North Arlington parents call on school board to find alternatives.

Parents blasted School Board officials Thursday night over the proposed redistricting of North Arlington elementary schools.

The school board appointed a committee on Sept. 9 to study possible changes to the boundaries that determine where students attend school. The proposed changes are a response to an anticipated overcrowding problem outlined in school board statistics.

Many parents at Long Branch Elementary are outraged at the idea their children could be bused to new and unfamiliar schools.

Schools that may be affected by the changes include Ashlawn, Barrett, Glebe, Jamestown, Key, Long Branch, McKinley, Nottingham, Taylor, Tuckahoe, and Science Focus elementary schools.

The committee examining boundary changes is considering several boundary schemes, and cautions parents that nothing, at this time, is set in stone. Yet, some parents say any solution that causes their children to be relocated is unacceptable.

"These scenarios have become part of the public's dialogue, but elementary school boundary changes are not the answer to our capacity issues in North Arlington schools," said Laura Saul Edwards, a parent from Nottingham Elementary, which is projected to remain within its capacity.

Edwards said the committee should look at "better managing the current and projected school population in North Arlington" rather than redistricting. "Emphasis should be placed on moving county wide programs from over-crowded schools to under-utilized schools."

The committee is expected to present its recommendations to Superintendent Robert Smith in December. The board would then act on its advice during the spring semester. If approved, the changes would go into effect in September 2005.

PARENTS RALLIED in Lyon Park Wednesday, Oct. 6, to speak out against the boundary changes during National Walk to School Day. For students who might be moved from Long Branch Elementary, according to parents, walking to school could become impossible.

"The Long Branch community, everybody walks to school there, and under some of the scenarios that are being considered, students in the Ashton Heights neighborhood would be redistricted to a school that is across Glebe Road, which the prospect of crossing is inconceivable," said Thom Banks, whose two children both attend Long Branch. "Given that it is a busy traffic area, the logic of taking kids away from their community school and to one where they must be bused in order to attend and separated from their playmates just doesn't make sense."

On the overcrowding issue, Banks said many parents question the board's statistics. Nottingham Elementary, for example, was listed on the Arlington Public School's web site as one of the schools in danger of exceeding capacity but is only expected to do so by a margin of six students. Nottingham has since been removed from that list.

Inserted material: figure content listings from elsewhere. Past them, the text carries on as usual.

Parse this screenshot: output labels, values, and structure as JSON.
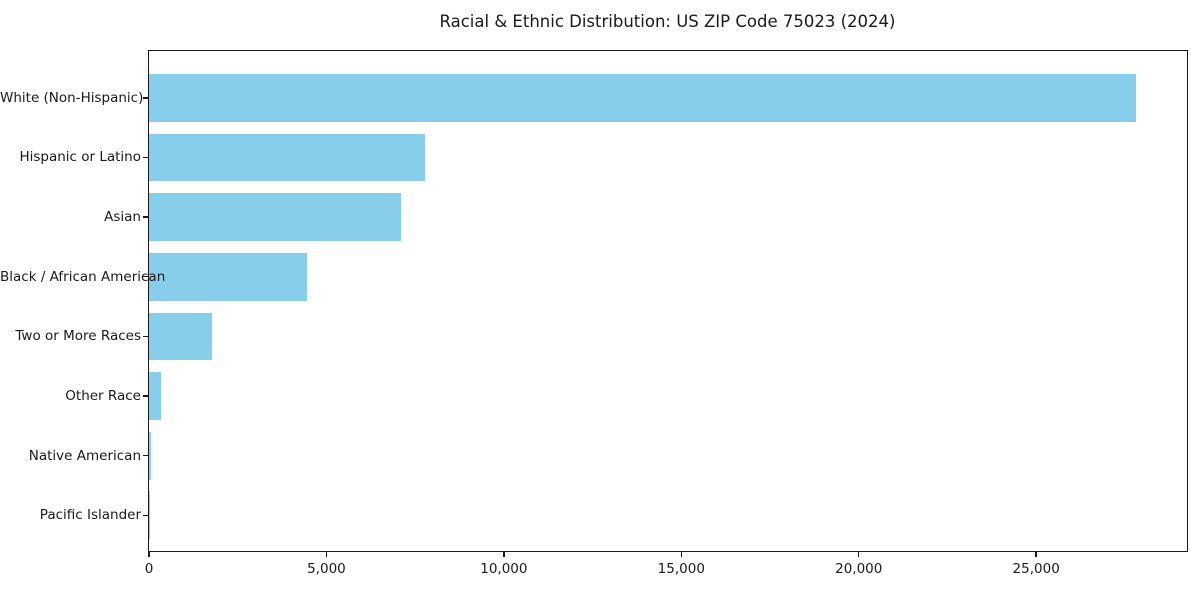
{
  "title": "Racial & Ethnic Distribution: US ZIP Code 75023 (2024)",
  "chart_data": {
    "type": "bar",
    "orientation": "horizontal",
    "title": "Racial & Ethnic Distribution: US ZIP Code 75023 (2024)",
    "xlabel": "",
    "ylabel": "",
    "categories": [
      "White (Non-Hispanic)",
      "Hispanic or Latino",
      "Asian",
      "Black / African American",
      "Two or More Races",
      "Other Race",
      "Native American",
      "Pacific Islander"
    ],
    "values": [
      27800,
      7770,
      7100,
      4450,
      1775,
      340,
      45,
      12
    ],
    "xlim": [
      0,
      29250
    ],
    "xticks": [
      0,
      5000,
      10000,
      15000,
      20000,
      25000
    ],
    "xtick_labels": [
      "0",
      "5,000",
      "10,000",
      "15,000",
      "20,000",
      "25,000"
    ],
    "bar_color": "#87CEEB",
    "axis_color": "#1a1a1a",
    "text_color": "#1a1a1a",
    "background_color": "#ffffff",
    "grid": false,
    "legend": false,
    "sort_order": "descending"
  }
}
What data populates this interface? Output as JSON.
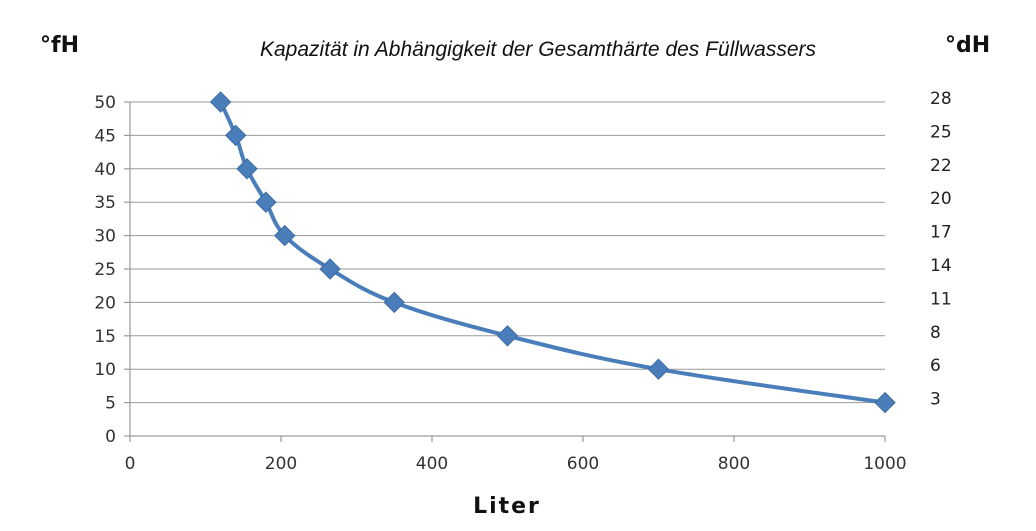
{
  "chart_data": {
    "type": "line",
    "title": "Kapazität in Abhängigkeit der Gesamthärte des Füllwassers",
    "xlabel": "Liter",
    "ylabel": "°fH",
    "ylabel_right": "°dH",
    "xlim": [
      0,
      1000
    ],
    "ylim": [
      0,
      50
    ],
    "x_ticks": [
      0,
      200,
      400,
      600,
      800,
      1000
    ],
    "y_ticks": [
      0,
      5,
      10,
      15,
      20,
      25,
      30,
      35,
      40,
      45,
      50
    ],
    "y_right_ticks": [
      {
        "at": 50,
        "label": "28"
      },
      {
        "at": 45,
        "label": "25"
      },
      {
        "at": 40,
        "label": "22"
      },
      {
        "at": 35,
        "label": "20"
      },
      {
        "at": 30,
        "label": "17"
      },
      {
        "at": 25,
        "label": "14"
      },
      {
        "at": 20,
        "label": "11"
      },
      {
        "at": 15,
        "label": "8"
      },
      {
        "at": 10,
        "label": "6"
      },
      {
        "at": 5,
        "label": "3"
      }
    ],
    "grid": true,
    "legend": "none",
    "color": "#4a7ebb",
    "series": [
      {
        "x": [
          120,
          140,
          155,
          180,
          205,
          265,
          350,
          500,
          700,
          1000
        ],
        "y": [
          50,
          45,
          40,
          35,
          30,
          25,
          20,
          15,
          10,
          5
        ]
      }
    ]
  }
}
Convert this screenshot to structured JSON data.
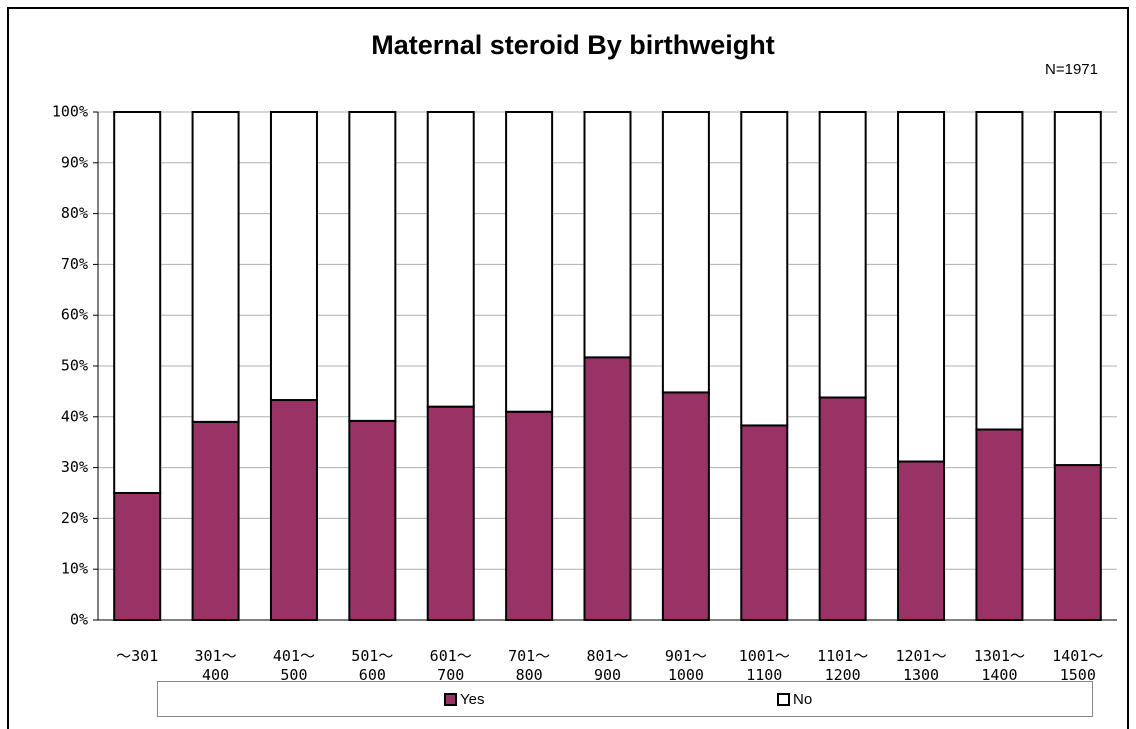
{
  "chart_data": {
    "type": "stacked_bar_100",
    "title": "Maternal steroid By birthweight",
    "annotation": "N=1971",
    "categories": [
      "～301",
      "301～\n400",
      "401～\n500",
      "501～\n600",
      "601～\n700",
      "701～\n800",
      "801～\n900",
      "901～\n1000",
      "1001～\n1100",
      "1101～\n1200",
      "1201～\n1300",
      "1301～\n1400",
      "1401～\n1500"
    ],
    "series": [
      {
        "name": "Yes",
        "color": "#993366",
        "values": [
          25,
          39,
          43.3,
          39.2,
          42,
          41,
          51.7,
          44.8,
          38.3,
          43.8,
          31.2,
          37.5,
          30.5
        ]
      },
      {
        "name": "No",
        "color": "#ffffff",
        "values": [
          75,
          61,
          56.7,
          60.8,
          58,
          59,
          48.3,
          55.2,
          61.7,
          56.2,
          68.8,
          62.5,
          69.5
        ]
      }
    ],
    "ylim": [
      0,
      100
    ],
    "yticks": [
      {
        "value": 0,
        "label": "0%"
      },
      {
        "value": 10,
        "label": "10%"
      },
      {
        "value": 20,
        "label": "20%"
      },
      {
        "value": 30,
        "label": "30%"
      },
      {
        "value": 40,
        "label": "40%"
      },
      {
        "value": 50,
        "label": "50%"
      },
      {
        "value": 60,
        "label": "60%"
      },
      {
        "value": 70,
        "label": "70%"
      },
      {
        "value": 80,
        "label": "80%"
      },
      {
        "value": 90,
        "label": "90%"
      },
      {
        "value": 100,
        "label": "100%"
      }
    ],
    "grid": true,
    "legend": "bottom"
  }
}
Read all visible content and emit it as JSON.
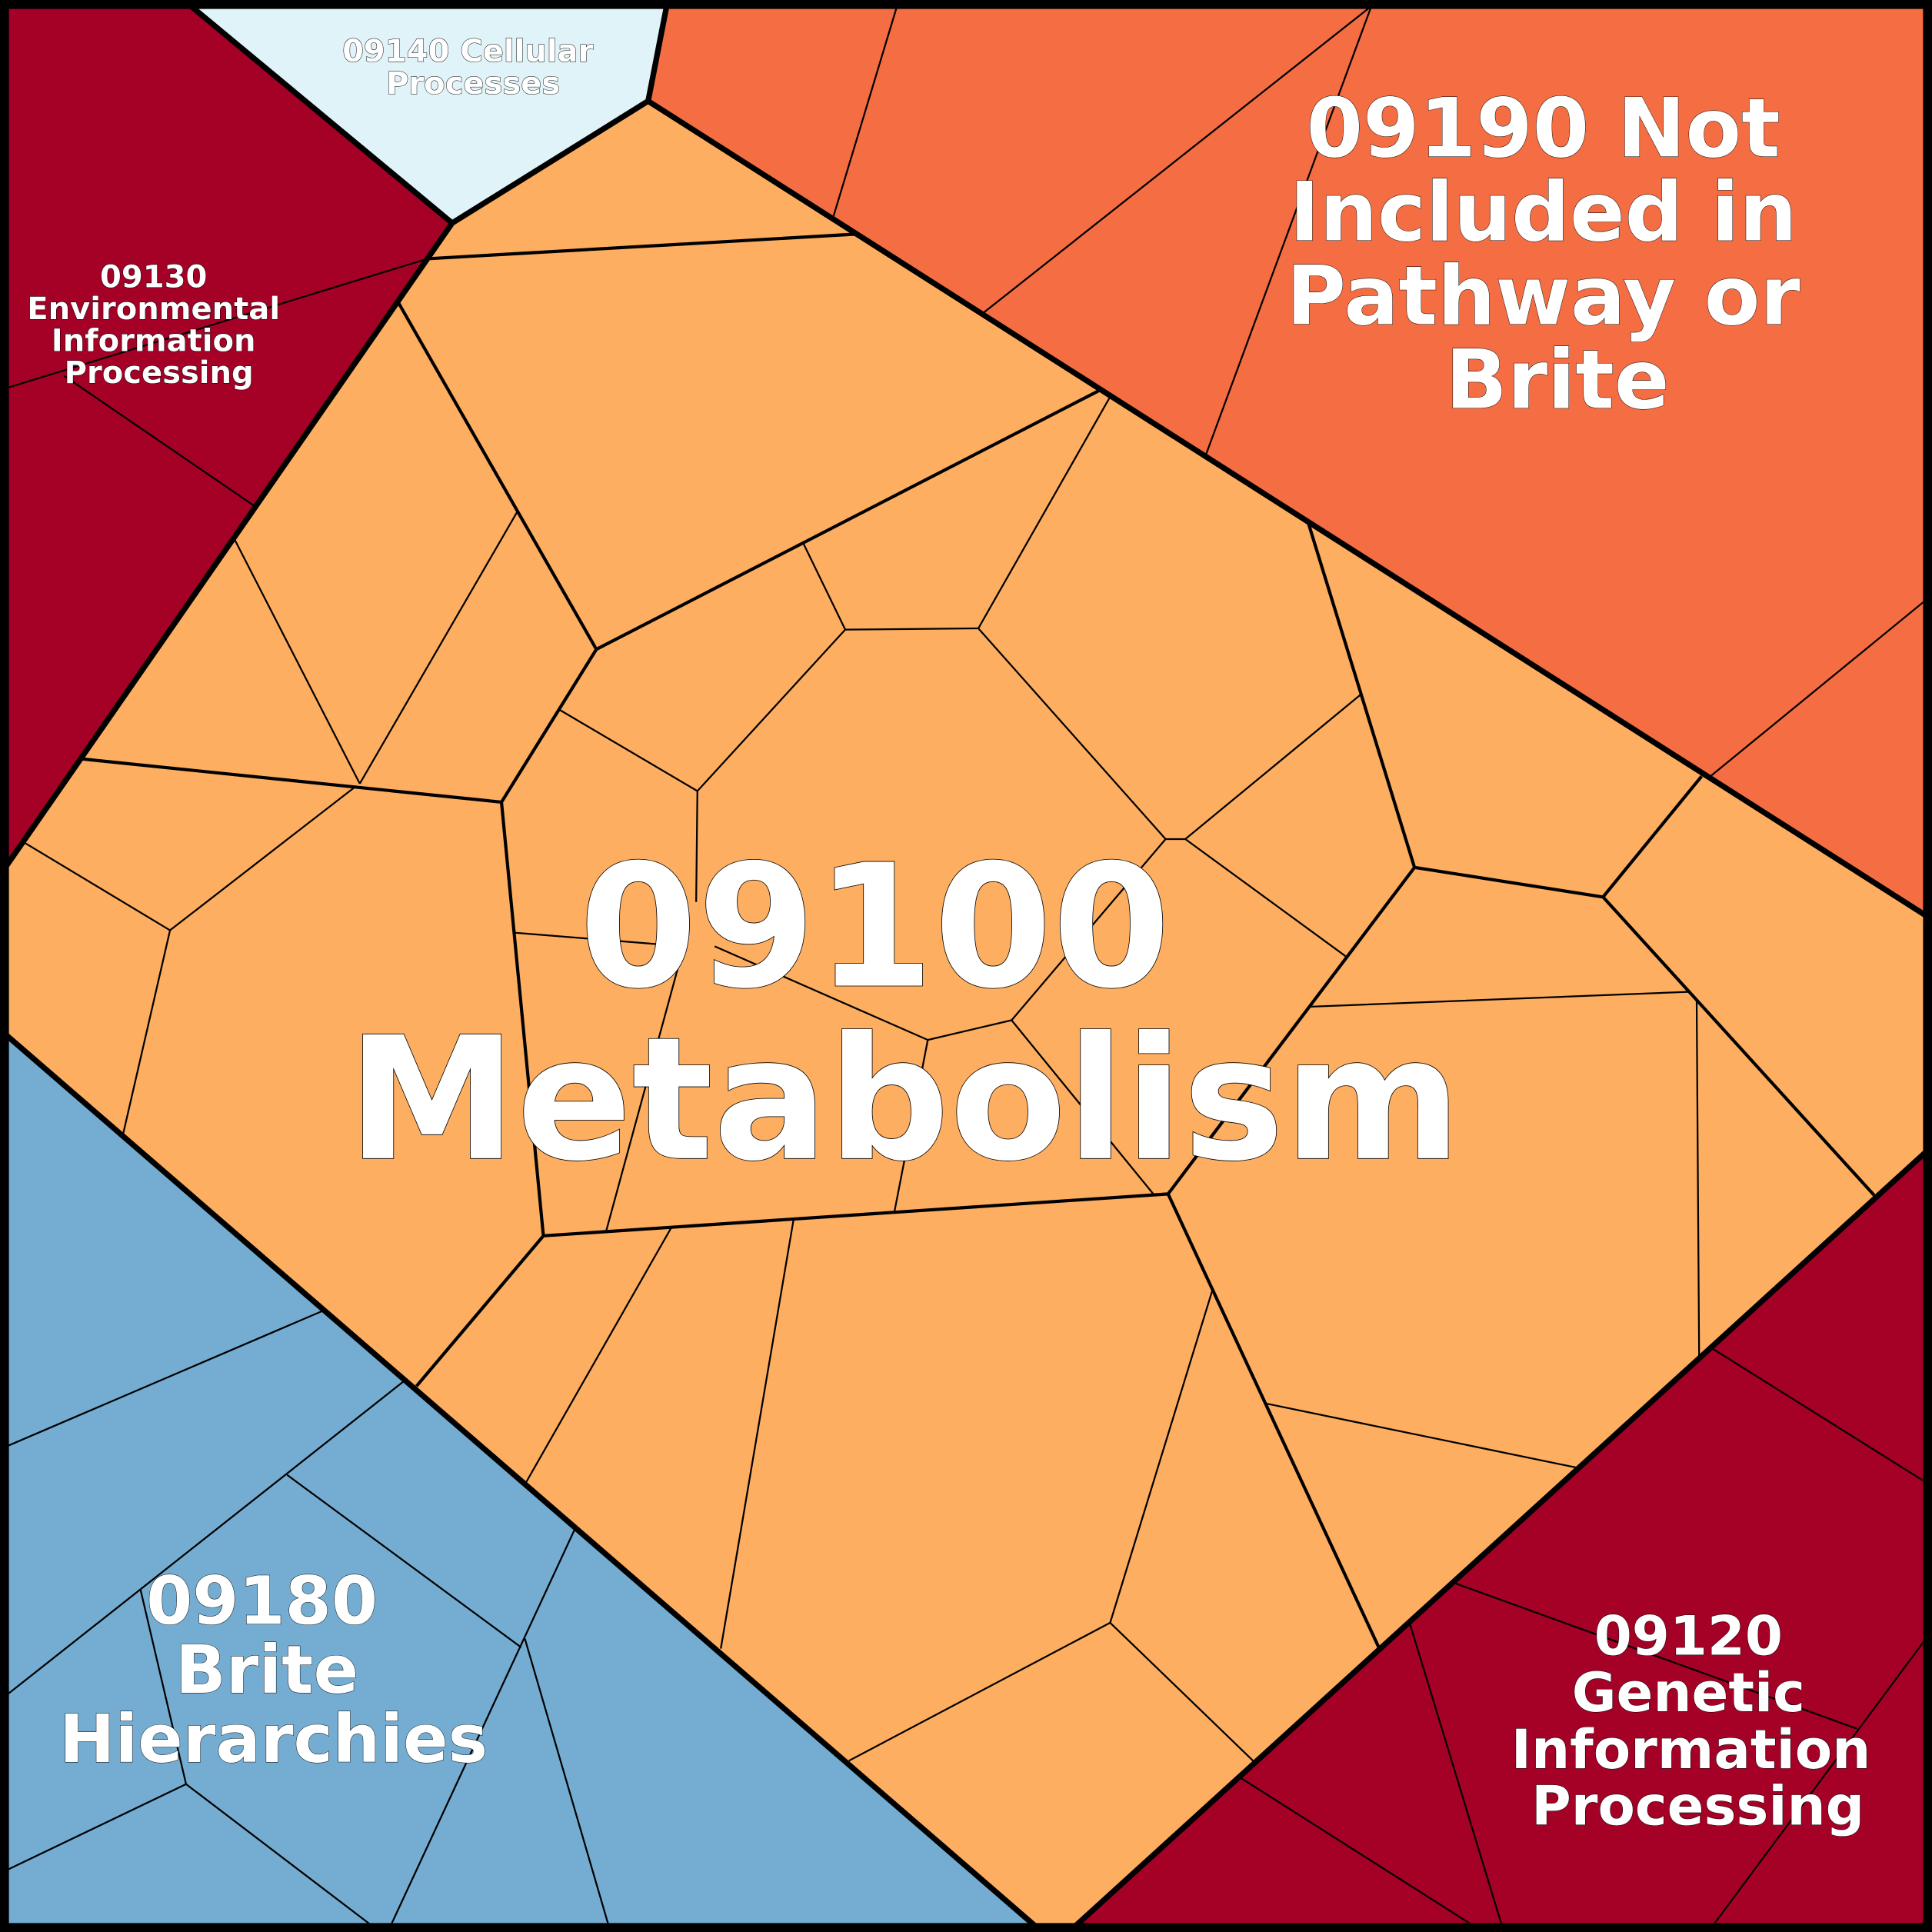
{
  "diagram": {
    "type": "voronoi-treemap",
    "regions": [
      {
        "id": "metabolism",
        "lines": [
          "09100",
          "Metabolism"
        ],
        "color": "#fdae61"
      },
      {
        "id": "not-included",
        "lines": [
          "09190 Not",
          "Included in",
          "Pathway or",
          "Brite"
        ],
        "color": "#f46d43"
      },
      {
        "id": "environmental",
        "lines": [
          "09130",
          "Environmental",
          "Information",
          "Processing"
        ],
        "color": "#a50026"
      },
      {
        "id": "cellular",
        "lines": [
          "09140 Cellular",
          "Processes"
        ],
        "color": "#e0f3f8"
      },
      {
        "id": "brite",
        "lines": [
          "09180",
          "Brite",
          "Hierarchies"
        ],
        "color": "#74add1"
      },
      {
        "id": "genetic",
        "lines": [
          "09120",
          "Genetic",
          "Information",
          "Processing"
        ],
        "color": "#a50026"
      }
    ]
  }
}
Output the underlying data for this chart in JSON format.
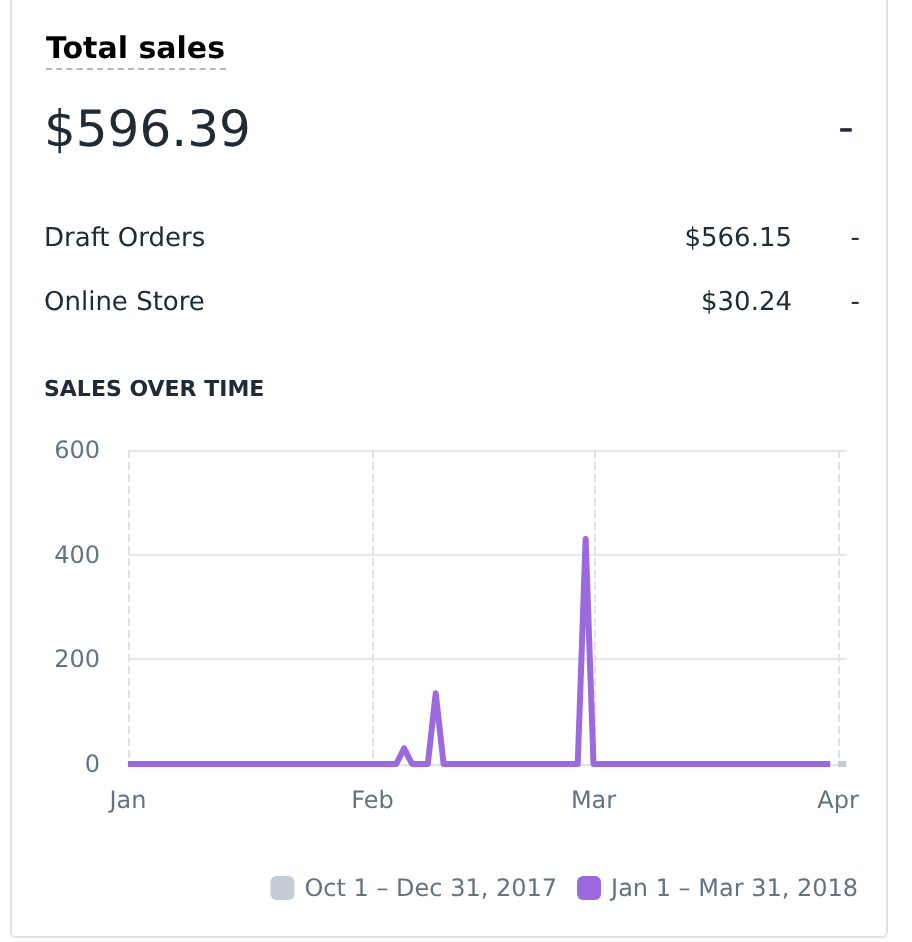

"There is a real question about the accuracy and validity of those numbers and before any of these issues are considered, we need to make sure we have accurate numbers in order to make decisions that benefit all North Arlington schools and not just look at all of them in microcosm," Banks said.

The board also heard an impassioned plea from Allisa Burson Ellison, another Long Branch parent, who said forcing her son to attend a new school would cause him undue emotional trauma.

"A computer model can shift students from one school to another but it cannot measure the human cost of these changes to a child," said Ellison, who urged the board to hold a hearing on the boundary changes.

"You haven't seen joy until you've see my son riding his bike to school in the morning," she said. "Without knowing it, you could snatch that joy that away from him by putting him on a bus and send him into a strange neighborhood. That would also be a colossal waste of tax payer money."

IN OTHER BUSINESS, the school board honored support staff. Marilyn Taylor, a 12-year veteran of Arlington Public Schools who now serves as an administrative assistant to the superintendent of instruction, was awarded Support Staff Employee of the Year. Superintendent Robert Smith said Taylor "supports everyone with whom she comes in contact in order to fulfill the mission of the Arlington Public Schools."

Taylor was a student in Arlington schools from kindergarten through 12th grade.

"It's somewhat counter-intuitive for me to be here in the limelight," she said. "I'm always more comfortable working in the shadows, behind the scenes."